由文献[11],定义$ {\mathit{\boldsymbol{\bar V}}_j} $为(M-d0)×dj的矩阵,$ j \in 1, 2, \cdots, K $,$ {\mathit{\boldsymbol{\bar U}}_i} $为(N-d0)×di的矩阵,$ i \in 1, 2, \cdots, K $,假设:
$$ {\mathit{\boldsymbol{V}}_j} = {\mathit{\boldsymbol{G}}_j}{\mathit{\boldsymbol{\bar V}}_j} $$ (14) $$ {\mathit{\boldsymbol{U}}_i} = {\mathit{\boldsymbol{B}}_i}{\mathit{\boldsymbol{\bar U}}_i} $$ (15) 式中,Gj和Bi分别在$ \mathit{\boldsymbol{U}}_p^{\rm{H}}{\mathit{\boldsymbol{H}}_{pj}} $和$ {\mathit{\boldsymbol{H}}_{ip}}{\mathit{\boldsymbol{V}}_p} $的零空间内。

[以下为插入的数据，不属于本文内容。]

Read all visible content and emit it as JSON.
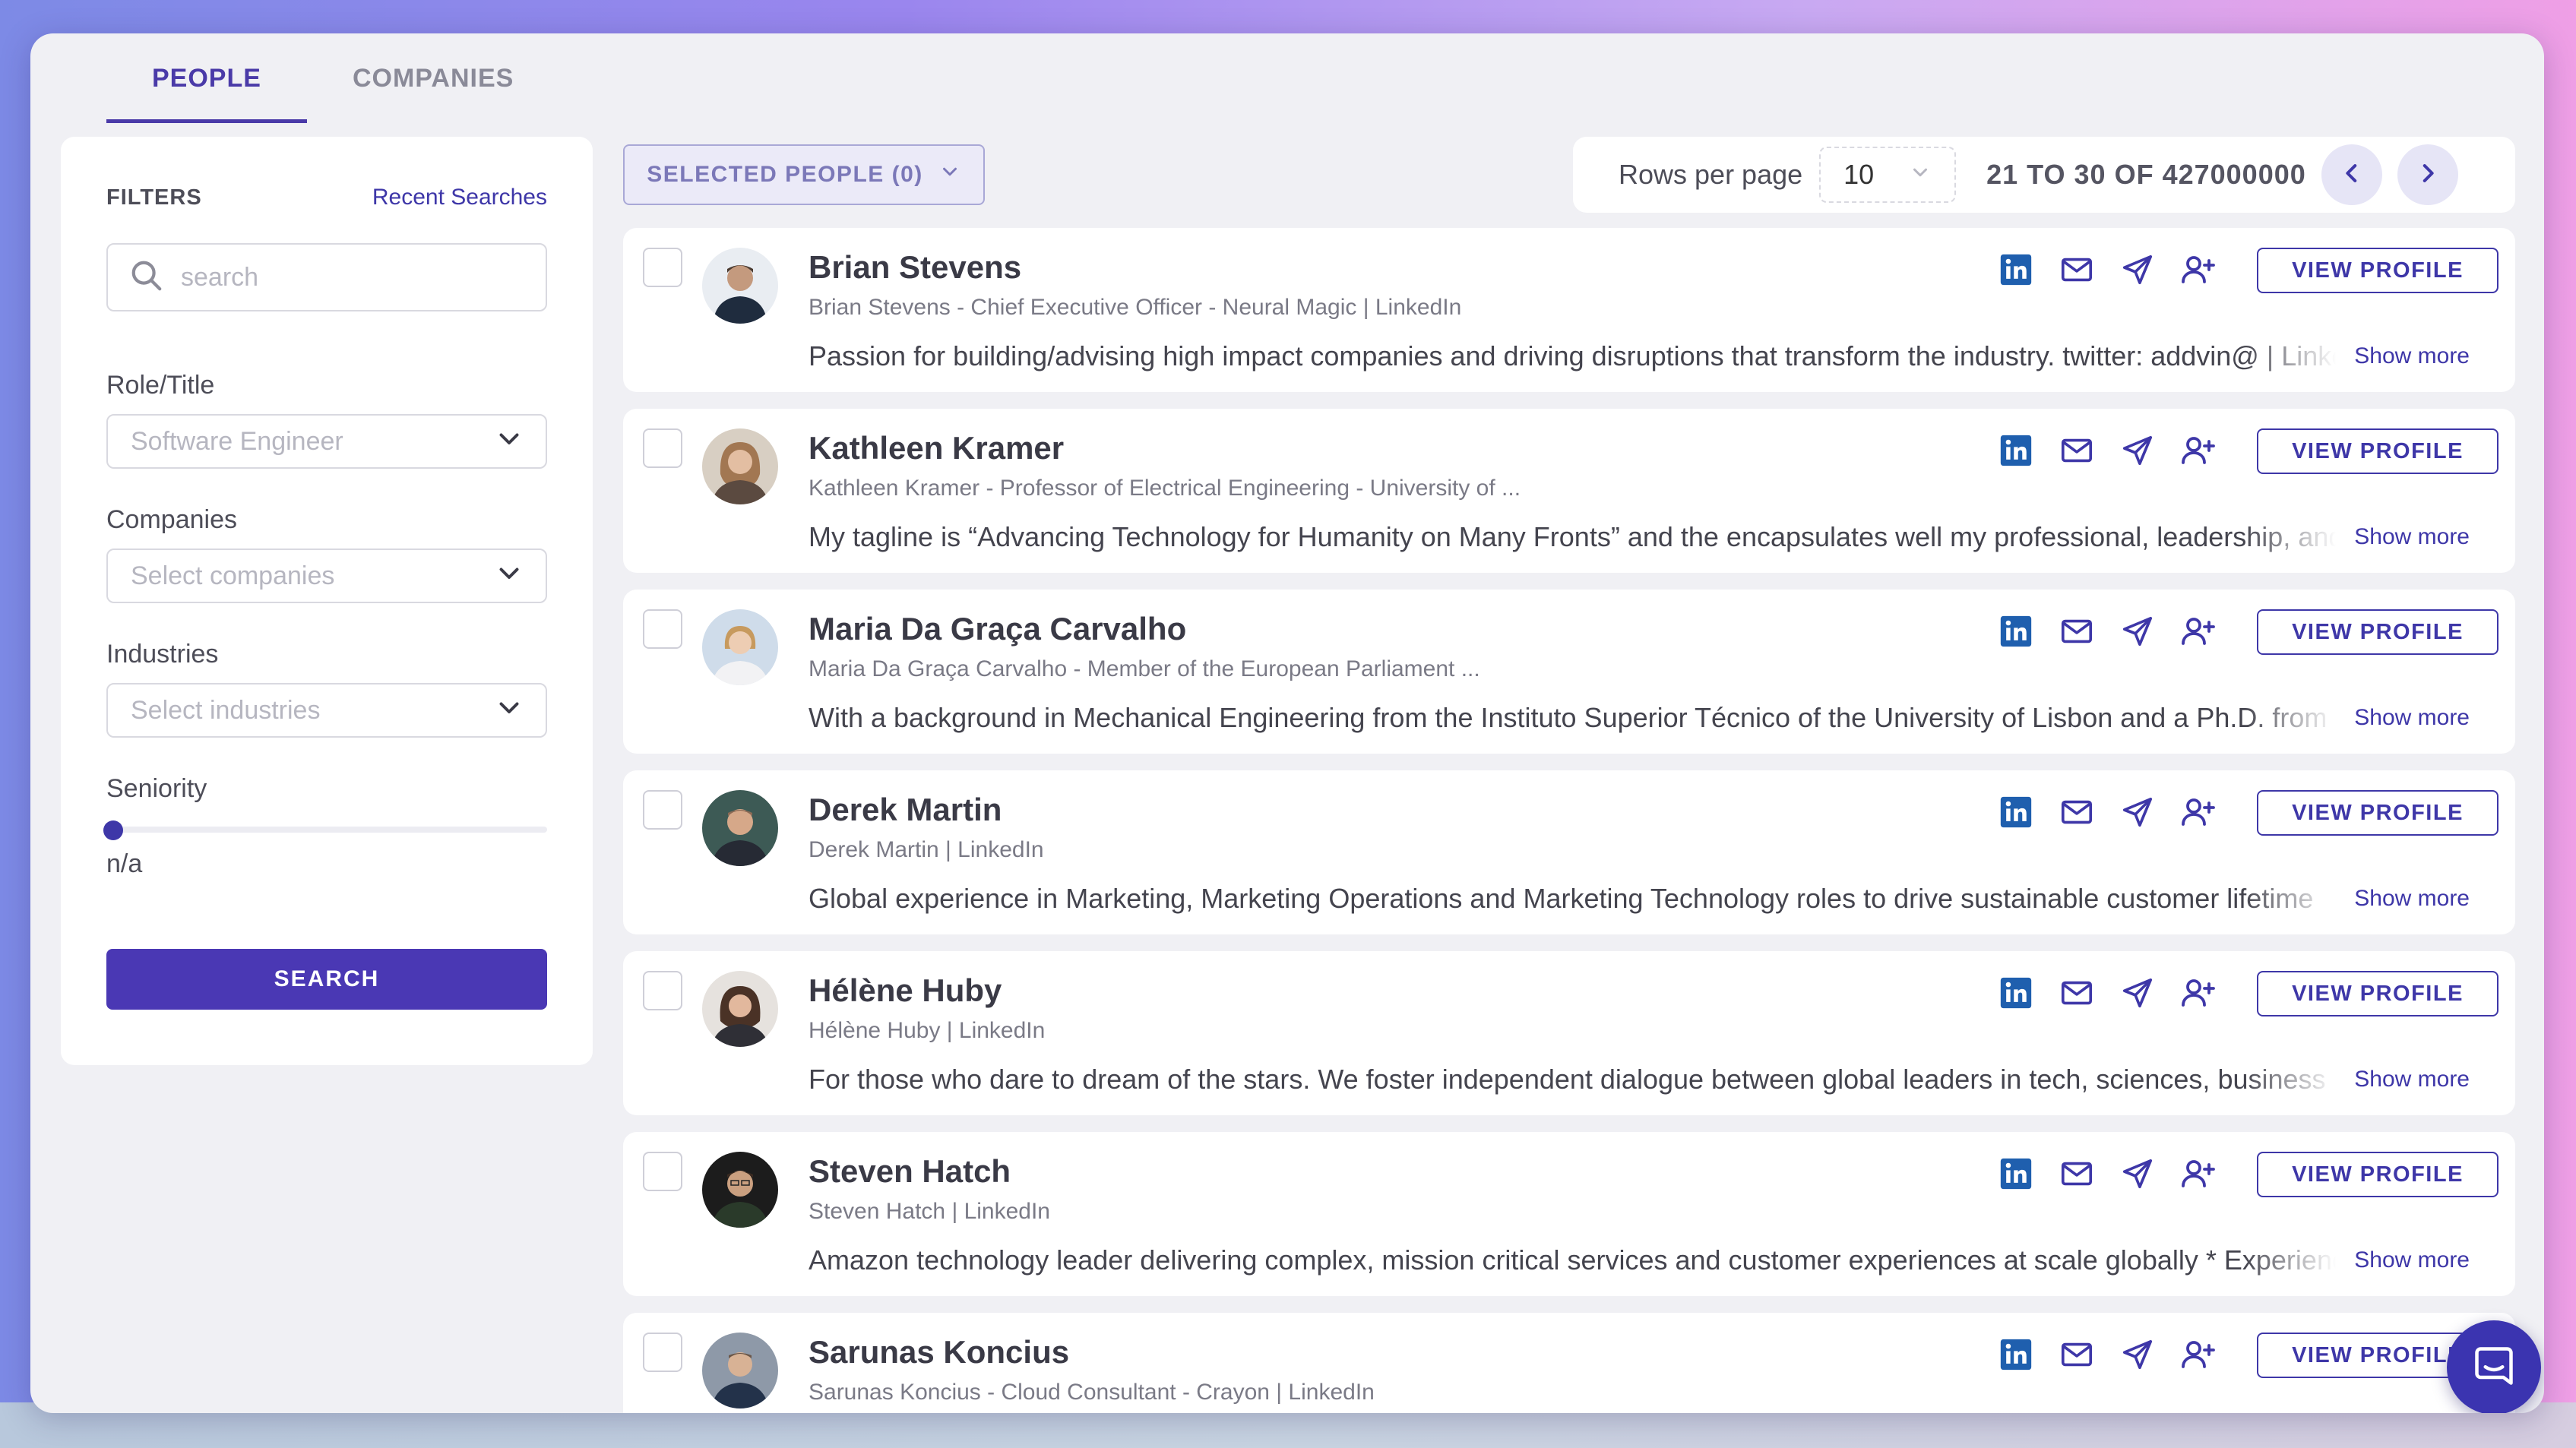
{
  "tabs": [
    {
      "label": "PEOPLE",
      "active": true
    },
    {
      "label": "COMPANIES",
      "active": false
    }
  ],
  "filters": {
    "title": "FILTERS",
    "recent_searches": "Recent Searches",
    "search_placeholder": "search",
    "role_label": "Role/Title",
    "role_value": "Software Engineer",
    "companies_label": "Companies",
    "companies_placeholder": "Select companies",
    "industries_label": "Industries",
    "industries_placeholder": "Select industries",
    "seniority_label": "Seniority",
    "seniority_value": "n/a",
    "search_button": "SEARCH"
  },
  "toolbar": {
    "selected_label": "SELECTED PEOPLE (0)",
    "rows_label": "Rows per page",
    "rows_value": "10",
    "range": "21 TO 30 OF 427000000"
  },
  "people": [
    {
      "name": "Brian Stevens",
      "subtitle": "Brian Stevens - Chief Executive Officer - Neural Magic | LinkedIn",
      "bio": "Passion for building/advising high impact companies and driving disruptions that transform the industry. twitter: addvin@ | LinkedIn",
      "show_more": "Show more",
      "view_profile": "VIEW PROFILE"
    },
    {
      "name": "Kathleen Kramer",
      "subtitle": "Kathleen Kramer - Professor of Electrical Engineering - University of ...",
      "bio": "My tagline is “Advancing Technology for Humanity on Many Fronts” and the encapsulates well my professional, leadership, and",
      "show_more": "Show more",
      "view_profile": "VIEW PROFILE"
    },
    {
      "name": "Maria Da Graça Carvalho",
      "subtitle": "Maria Da Graça Carvalho - Member of the European Parliament ...",
      "bio": "With a background in Mechanical Engineering from the Instituto Superior Técnico of the University of Lisbon and a Ph.D. from",
      "show_more": "Show more",
      "view_profile": "VIEW PROFILE"
    },
    {
      "name": "Derek Martin",
      "subtitle": "Derek Martin | LinkedIn",
      "bio": "Global experience in Marketing, Marketing Operations and Marketing Technology roles to drive sustainable customer lifetime",
      "show_more": "Show more",
      "view_profile": "VIEW PROFILE"
    },
    {
      "name": "Hélène Huby",
      "subtitle": "Hélène Huby | LinkedIn",
      "bio": "For those who dare to dream of the stars. We foster independent dialogue between global leaders in tech, sciences, business",
      "show_more": "Show more",
      "view_profile": "VIEW PROFILE"
    },
    {
      "name": "Steven Hatch",
      "subtitle": "Steven Hatch | LinkedIn",
      "bio": "Amazon technology leader delivering complex, mission critical services and customer experiences at scale globally * Experience",
      "show_more": "Show more",
      "view_profile": "VIEW PROFILE"
    },
    {
      "name": "Sarunas Koncius",
      "subtitle": "Sarunas Koncius - Cloud Consultant - Crayon | LinkedIn",
      "bio": "",
      "show_more": "",
      "view_profile": "VIEW PROFILE"
    }
  ],
  "colors": {
    "accent": "#4a38b4",
    "linkedin": "#1f5fae"
  }
}
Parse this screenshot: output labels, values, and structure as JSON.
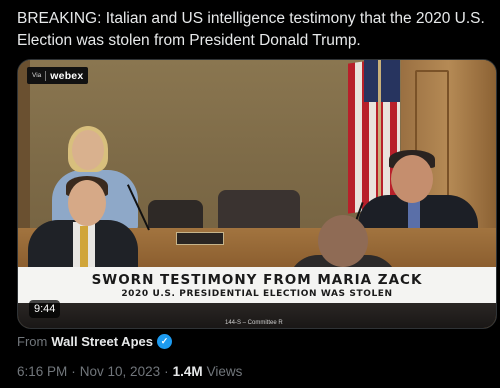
{
  "tweet": {
    "text": "BREAKING: Italian and US intelligence testimony that the 2020 U.S. Election was stolen from President Donald Trump."
  },
  "video": {
    "logo": {
      "via": "Via",
      "name": "webex"
    },
    "banner": {
      "title": "SWORN TESTIMONY FROM MARIA ZACK",
      "subtitle": "2020 U.S. PRESIDENTIAL ELECTION WAS STOLEN"
    },
    "bottom_caption": "144-S – Committee R",
    "timestamp": "9:44"
  },
  "attribution": {
    "prefix": "From",
    "user": "Wall Street Apes",
    "verified_icon": "verified-badge-icon"
  },
  "meta": {
    "time": "6:16 PM",
    "separator": "·",
    "date": "Nov 10, 2023",
    "views_count": "1.4M",
    "views_label": "Views"
  },
  "colors": {
    "background": "#000000",
    "text_primary": "#e7e9ea",
    "text_secondary": "#71767b",
    "verified": "#1d9bf0",
    "banner_bg": "#f4f4f2"
  }
}
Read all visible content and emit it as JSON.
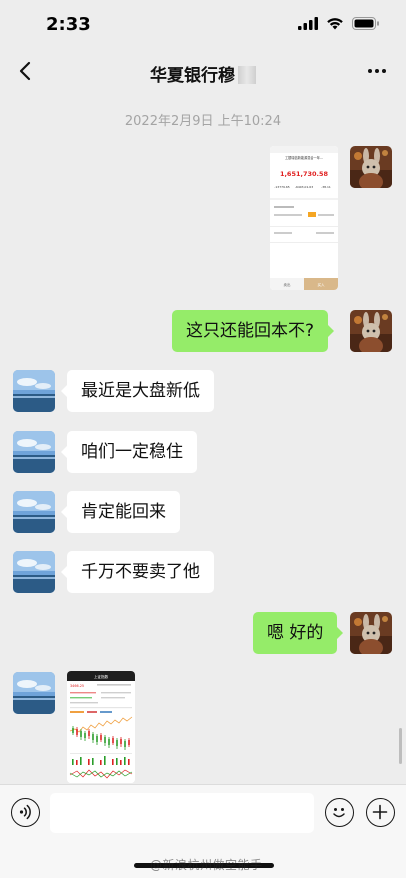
{
  "status_bar": {
    "time": "2:33"
  },
  "nav": {
    "title": "华夏银行穆"
  },
  "chat": {
    "timestamp": "2022年2月9日 上午10:24"
  },
  "screenshot1": {
    "header": "工银瑞信新能源混合一年...",
    "amount": "1,651,730.58",
    "stats": [
      "-13779.65",
      "-6403,01.63",
      "-38.11"
    ],
    "buy_label": "卖出",
    "sell_label": "买入"
  },
  "messages": [
    {
      "side": "right",
      "text": "这只还能回本不?"
    },
    {
      "side": "left",
      "text": "最近是大盘新低"
    },
    {
      "side": "left",
      "text": "咱们一定稳住"
    },
    {
      "side": "left",
      "text": "肯定能回来"
    },
    {
      "side": "left",
      "text": "千万不要卖了他"
    },
    {
      "side": "right",
      "text": "嗯 好的"
    }
  ],
  "screenshot2": {
    "header": "上证指数",
    "price": "3466.25"
  },
  "watermark": "@新浪杭州做空能手",
  "colors": {
    "self_bubble": "#95ec69",
    "other_bubble": "#ffffff",
    "background": "#ededed",
    "amount_red": "#e02020"
  }
}
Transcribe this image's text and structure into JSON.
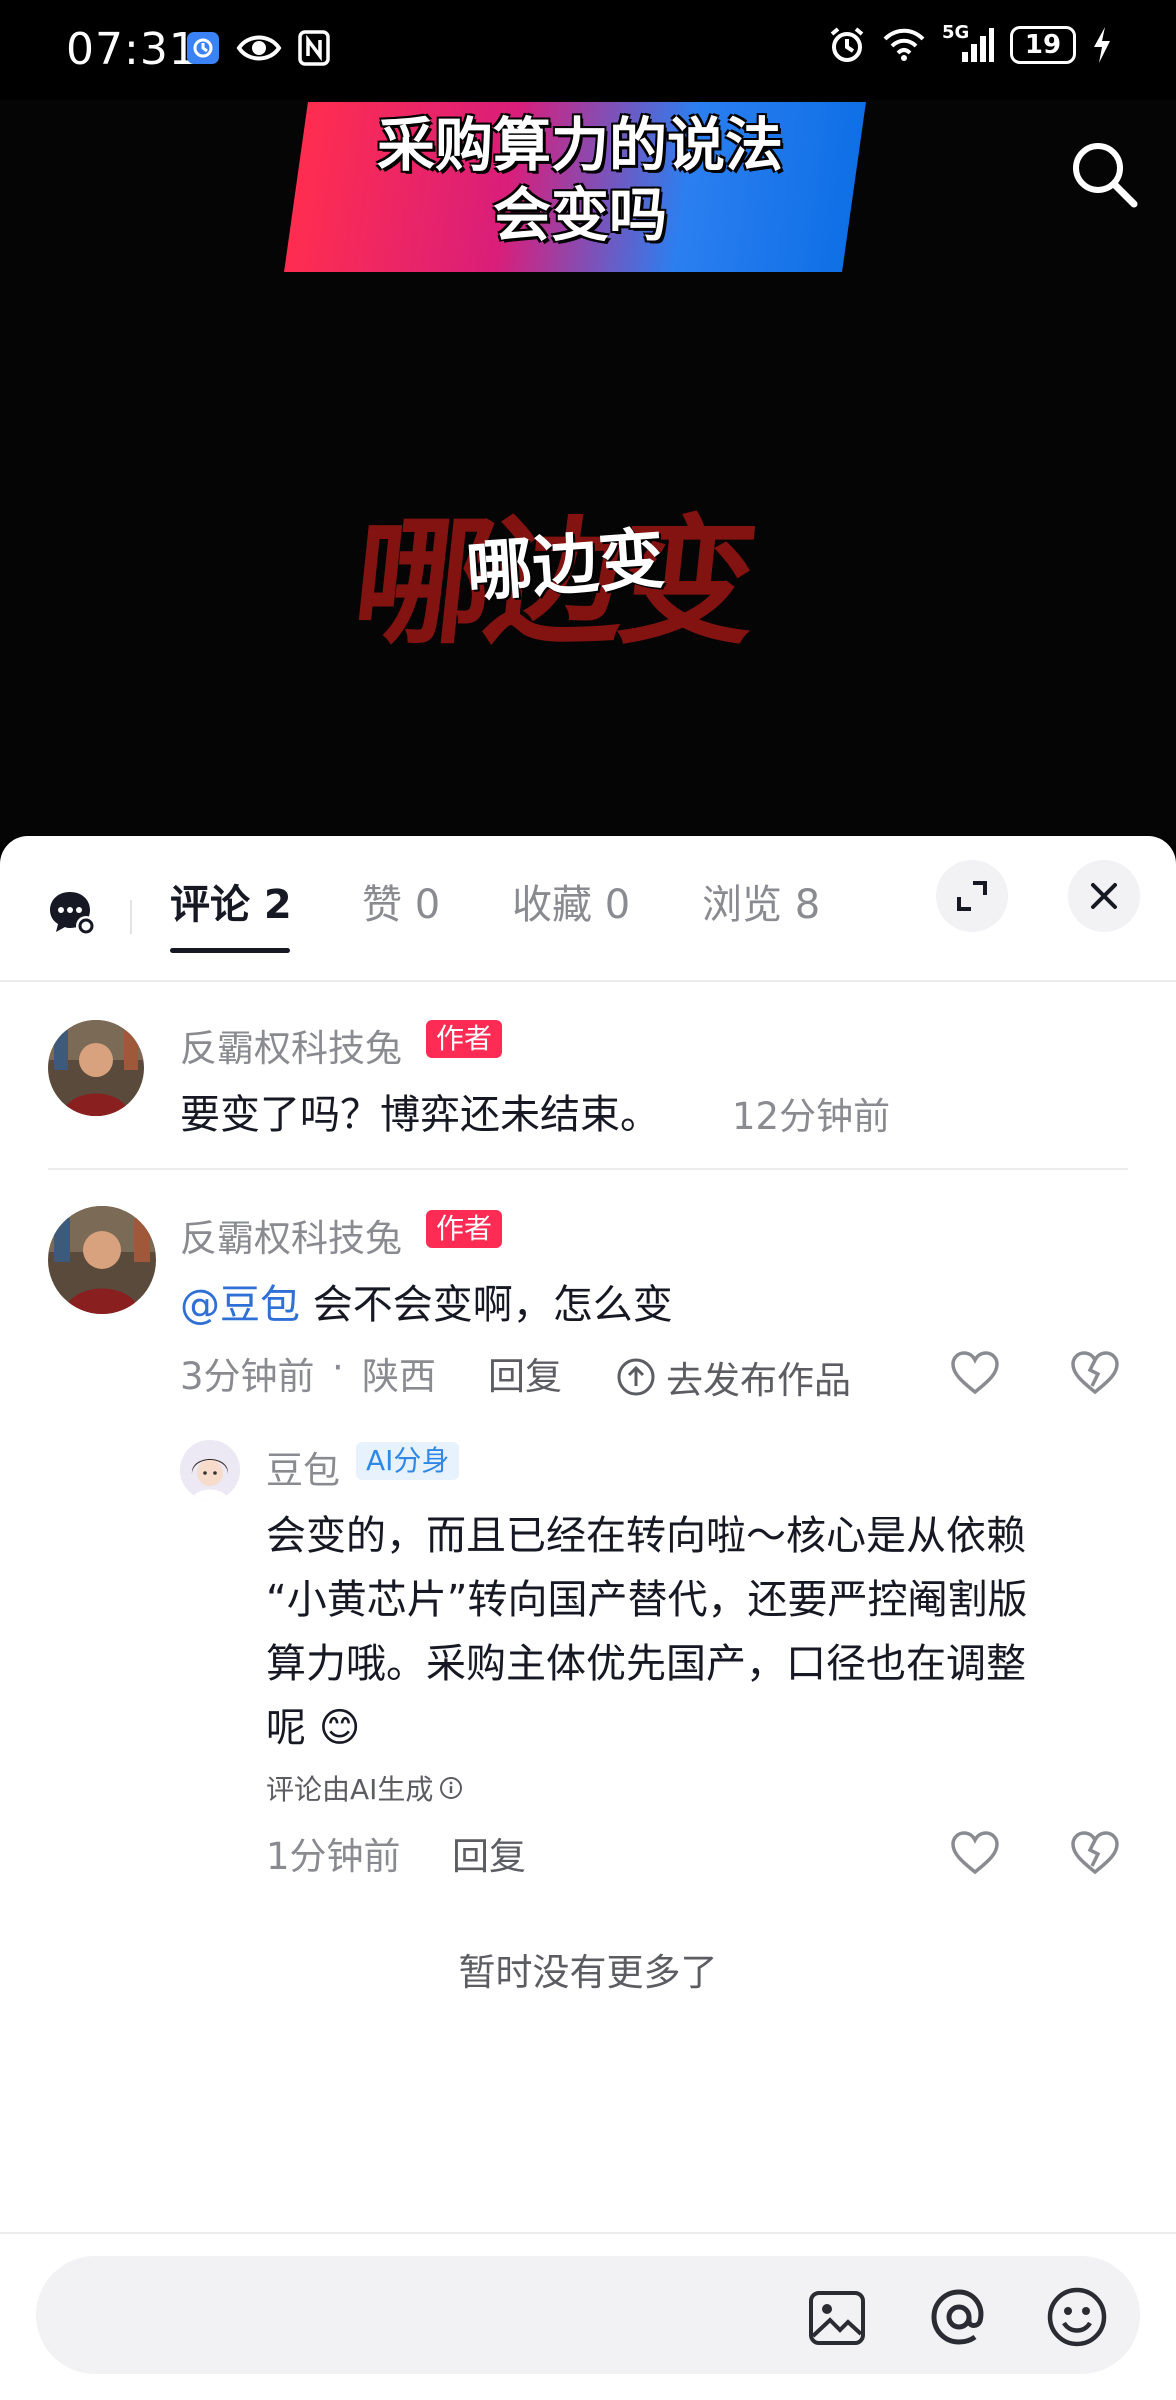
{
  "status_bar": {
    "time": "07:31",
    "battery": "19",
    "network": "5G",
    "left_icons": [
      "app-notification-icon",
      "eye-icon",
      "nfc-icon"
    ],
    "right_icons": [
      "alarm-icon",
      "wifi-icon",
      "signal-icon",
      "battery-icon",
      "charging-icon"
    ]
  },
  "video": {
    "banner_line1": "采购算力的说法",
    "banner_line2": "会变吗",
    "center_text_bg": "哪边变",
    "center_text_fg": "哪边变",
    "banner_colors": [
      "#ff2d4f",
      "#2b7ff0"
    ],
    "accent_red": "#8a1412"
  },
  "tabs": [
    {
      "label": "评论 2",
      "active": true
    },
    {
      "label": "赞 0",
      "active": false
    },
    {
      "label": "收藏 0",
      "active": false
    },
    {
      "label": "浏览 8",
      "active": false
    }
  ],
  "comments": [
    {
      "author": "反霸权科技兔",
      "badge": "作者",
      "text": "要变了吗？博弈还未结束。",
      "time": "12分钟前"
    },
    {
      "author": "反霸权科技兔",
      "badge": "作者",
      "mention": "@豆包",
      "text": " 会不会变啊，怎么变",
      "time": "3分钟前",
      "location": "陕西",
      "separator": "·",
      "reply_label": "回复",
      "publish_label": "去发布作品",
      "reply": {
        "author": "豆包",
        "badge": "AI分身",
        "lines": [
          "会变的，而且已经在转向啦～核心是从依赖",
          "“小黄芯片”转向国产替代，还要严控阉割版",
          "算力哦。采购主体优先国产，口径也在调整",
          "呢"
        ],
        "emoji": "😊",
        "ai_note": "评论由AI生成",
        "time": "1分钟前",
        "reply_label": "回复"
      }
    }
  ],
  "end_text": "暂时没有更多了",
  "colors": {
    "author_badge": "#fe2c55",
    "ai_badge_text": "#2f88e6",
    "mention": "#2f6fd6",
    "muted": "#8a8b91"
  }
}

主用户采用注水法进行功率分配后,由于发送功率的限制,某些子信道上并未分配功率。次用户可以通过已有的感知算法感知主用户的空闲子信道,合理设计次用户预编码矩阵,使得次用户对主用户的干扰信号落入主用户未用的子信道上,消除次用户对主用户的干扰。即矩阵Gj和Bi使次用户信道落入与主用户的期望信号空间正交的子空间内,则Gj和Bi应满足以下条件:
$$ \mathit{\boldsymbol{B}}_i^{\rm{H}}{\mathit{\boldsymbol{H}}_{ij}}{\mathit{\boldsymbol{G}}_j} = 0, {\rm{ }}\forall j \ne i $$ (16) 即取:
$$ {\mathit{\boldsymbol{G}}_j} \in {\rm{null}}(\mathit{\boldsymbol{B}}_1^{\rm{H}}{\mathit{\boldsymbol{H}}_{1, j}}) \cap {\rm{null}}(\mathit{\boldsymbol{B}}_2^{\rm{H}}{\mathit{\boldsymbol{H}}_{2, j}}) \cap \cdots \cap {\rm{null}}(\mathit{\boldsymbol{B}}_M^{\rm{H}}{\mathit{\boldsymbol{H}}_{M, j}}) $$ (17) 由文献[16],上式可以写为:
$$ \left\{ \begin{array}{l} {\mathit{\boldsymbol{G}}_j} \in {\rm{null}}({\mathit{\boldsymbol{H}}_j})\\ {\mathit{\boldsymbol{H}}_j} = \left[{{{(\mathit{\boldsymbol{B}}_1^{\rm{H}}{\mathit{\boldsymbol{H}}_{1, j}})}^{\rm{H}}}, {{(\mathit{\boldsymbol{B}}_2^{\rm{H}}{\mathit{\boldsymbol{H}}_{2, j}})}^{\rm{H}}}, \cdots, {{(\mathit{\boldsymbol{B}}_M^{\rm{H}}{\mathit{\boldsymbol{H}}_{M, j}})}^{\rm{H}}}} \right] \end{array} \right. $$ (18) 式中,Hj是$ \left( {\sum\limits_{i = 1}^M {{d_i}} } \right) \times N $阶矩阵;Gj是$ N \times \left( {N - \sum\limits_{i = 1}^M {{d_i}} } \right) $阶矩阵。则次用户牺牲$ \sum\limits_{i = 1}^M {{d_i}} $根天线可以不对主用户产生干扰,说明可以对次用户信号进行处理使其对主用户无干扰。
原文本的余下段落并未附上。